Passages; or, Some Incidents from the Life of Mr. V—
A sorcerer approaching the end of his life attempts to capture his bloodstained legacy
This story was nominated by Soft Star Magazine for the 2024 Pushcart Prize.
Daniel David Froid is a writer who lives in Arizona and has published fiction in Lightspeed, Weird Horror, Black Warrior Review, Post Road, and elsewhere.
I.
But when did he assume this old and haggard shape? When had he become this wizened thing whom everybody called Mr. V—, and when had the person he’d been, the real Mr. V—, faded away? That man had known such secrets as most of us have never even guessed. That man had been blessed beyond measure. His soul knew how vast its horizons were, and it flew through those infinite cerulean byways with ease.
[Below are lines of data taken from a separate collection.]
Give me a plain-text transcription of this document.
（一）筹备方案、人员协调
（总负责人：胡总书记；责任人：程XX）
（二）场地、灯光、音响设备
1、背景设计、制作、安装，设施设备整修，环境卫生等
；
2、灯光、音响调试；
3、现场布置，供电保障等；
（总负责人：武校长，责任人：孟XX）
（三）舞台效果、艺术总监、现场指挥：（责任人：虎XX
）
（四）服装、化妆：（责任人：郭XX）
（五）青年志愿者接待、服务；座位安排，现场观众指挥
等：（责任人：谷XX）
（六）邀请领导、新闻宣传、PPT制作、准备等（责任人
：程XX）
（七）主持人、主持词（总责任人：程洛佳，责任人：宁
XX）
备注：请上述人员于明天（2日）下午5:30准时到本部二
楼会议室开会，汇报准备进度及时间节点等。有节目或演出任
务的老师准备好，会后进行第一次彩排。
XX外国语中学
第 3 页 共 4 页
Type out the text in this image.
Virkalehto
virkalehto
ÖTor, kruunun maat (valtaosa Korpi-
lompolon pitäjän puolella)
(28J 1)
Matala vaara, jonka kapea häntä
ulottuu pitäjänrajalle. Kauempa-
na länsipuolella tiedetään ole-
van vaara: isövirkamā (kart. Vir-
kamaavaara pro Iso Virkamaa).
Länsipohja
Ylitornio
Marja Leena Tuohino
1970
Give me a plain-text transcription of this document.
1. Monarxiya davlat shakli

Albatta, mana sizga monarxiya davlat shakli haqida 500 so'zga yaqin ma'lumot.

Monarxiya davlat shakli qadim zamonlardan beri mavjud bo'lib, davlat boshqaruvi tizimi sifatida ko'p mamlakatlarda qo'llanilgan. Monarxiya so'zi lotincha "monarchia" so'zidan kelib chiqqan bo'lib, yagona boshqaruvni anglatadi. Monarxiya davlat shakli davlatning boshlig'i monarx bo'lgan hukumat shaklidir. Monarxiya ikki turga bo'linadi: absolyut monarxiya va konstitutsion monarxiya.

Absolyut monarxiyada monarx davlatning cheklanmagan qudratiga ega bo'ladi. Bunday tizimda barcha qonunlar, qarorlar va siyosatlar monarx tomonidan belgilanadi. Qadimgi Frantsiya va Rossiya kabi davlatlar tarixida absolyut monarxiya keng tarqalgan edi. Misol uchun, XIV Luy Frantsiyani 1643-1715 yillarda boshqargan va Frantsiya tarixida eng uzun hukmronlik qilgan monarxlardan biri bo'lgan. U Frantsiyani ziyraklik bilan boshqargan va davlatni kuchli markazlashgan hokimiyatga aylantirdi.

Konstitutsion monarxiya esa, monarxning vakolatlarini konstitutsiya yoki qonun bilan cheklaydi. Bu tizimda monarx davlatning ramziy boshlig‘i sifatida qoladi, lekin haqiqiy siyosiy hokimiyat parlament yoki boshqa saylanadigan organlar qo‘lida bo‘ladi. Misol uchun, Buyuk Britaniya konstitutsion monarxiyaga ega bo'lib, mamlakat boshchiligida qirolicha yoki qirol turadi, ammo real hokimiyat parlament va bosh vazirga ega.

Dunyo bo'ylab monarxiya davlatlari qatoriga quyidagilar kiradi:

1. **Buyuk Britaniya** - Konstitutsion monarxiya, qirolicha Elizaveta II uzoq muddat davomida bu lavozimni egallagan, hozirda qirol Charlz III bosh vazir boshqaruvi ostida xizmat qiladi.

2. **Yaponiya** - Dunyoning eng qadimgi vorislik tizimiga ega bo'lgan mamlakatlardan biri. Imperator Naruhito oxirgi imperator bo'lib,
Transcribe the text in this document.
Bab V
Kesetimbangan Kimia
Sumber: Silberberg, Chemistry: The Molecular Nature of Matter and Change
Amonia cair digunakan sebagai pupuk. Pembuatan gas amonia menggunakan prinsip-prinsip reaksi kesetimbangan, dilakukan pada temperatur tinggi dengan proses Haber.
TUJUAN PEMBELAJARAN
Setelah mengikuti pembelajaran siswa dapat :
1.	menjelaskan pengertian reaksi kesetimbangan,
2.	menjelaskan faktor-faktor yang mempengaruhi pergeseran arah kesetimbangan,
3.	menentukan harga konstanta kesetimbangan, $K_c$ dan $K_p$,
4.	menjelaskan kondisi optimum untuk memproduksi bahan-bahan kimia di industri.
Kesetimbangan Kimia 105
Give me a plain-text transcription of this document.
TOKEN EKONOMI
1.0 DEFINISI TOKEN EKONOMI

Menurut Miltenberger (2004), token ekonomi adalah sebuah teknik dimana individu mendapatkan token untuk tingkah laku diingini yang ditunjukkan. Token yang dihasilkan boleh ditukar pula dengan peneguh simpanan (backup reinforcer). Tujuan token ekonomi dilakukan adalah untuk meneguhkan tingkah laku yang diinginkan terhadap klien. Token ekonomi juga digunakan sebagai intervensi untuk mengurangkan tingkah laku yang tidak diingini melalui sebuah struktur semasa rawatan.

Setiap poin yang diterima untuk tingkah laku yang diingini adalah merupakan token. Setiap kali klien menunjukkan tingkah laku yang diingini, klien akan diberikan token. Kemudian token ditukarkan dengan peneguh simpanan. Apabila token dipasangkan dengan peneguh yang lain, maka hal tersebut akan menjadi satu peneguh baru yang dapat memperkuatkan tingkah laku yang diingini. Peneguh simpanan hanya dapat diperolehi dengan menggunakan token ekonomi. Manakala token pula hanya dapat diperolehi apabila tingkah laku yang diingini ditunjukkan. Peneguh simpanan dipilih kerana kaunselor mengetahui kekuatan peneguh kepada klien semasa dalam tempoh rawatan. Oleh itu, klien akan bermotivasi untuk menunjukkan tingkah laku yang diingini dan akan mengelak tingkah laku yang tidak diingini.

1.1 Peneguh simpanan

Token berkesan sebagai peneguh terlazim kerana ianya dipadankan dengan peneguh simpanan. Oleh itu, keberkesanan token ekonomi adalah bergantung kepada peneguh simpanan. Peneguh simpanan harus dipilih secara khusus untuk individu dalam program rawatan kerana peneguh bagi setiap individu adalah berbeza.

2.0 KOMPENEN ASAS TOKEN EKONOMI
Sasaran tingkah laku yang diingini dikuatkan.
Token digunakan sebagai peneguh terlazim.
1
But this man—this man was impoverished and alone and careening toward death. Ambling now, lost in thought, he moved down the street toward the shop he called his that was not his. He was going to work. If nothing else, he’d become a most marvelous finder of things, all things, and set them up for sale in the shop that was not his. All it takes to find things is patience, memory, and the gift of vision: simple attributes, but very hard to gain without a life as long and varied as that of Mr. V—, or whoever this old man was. But it seemed that even these gifts were beginning to fade.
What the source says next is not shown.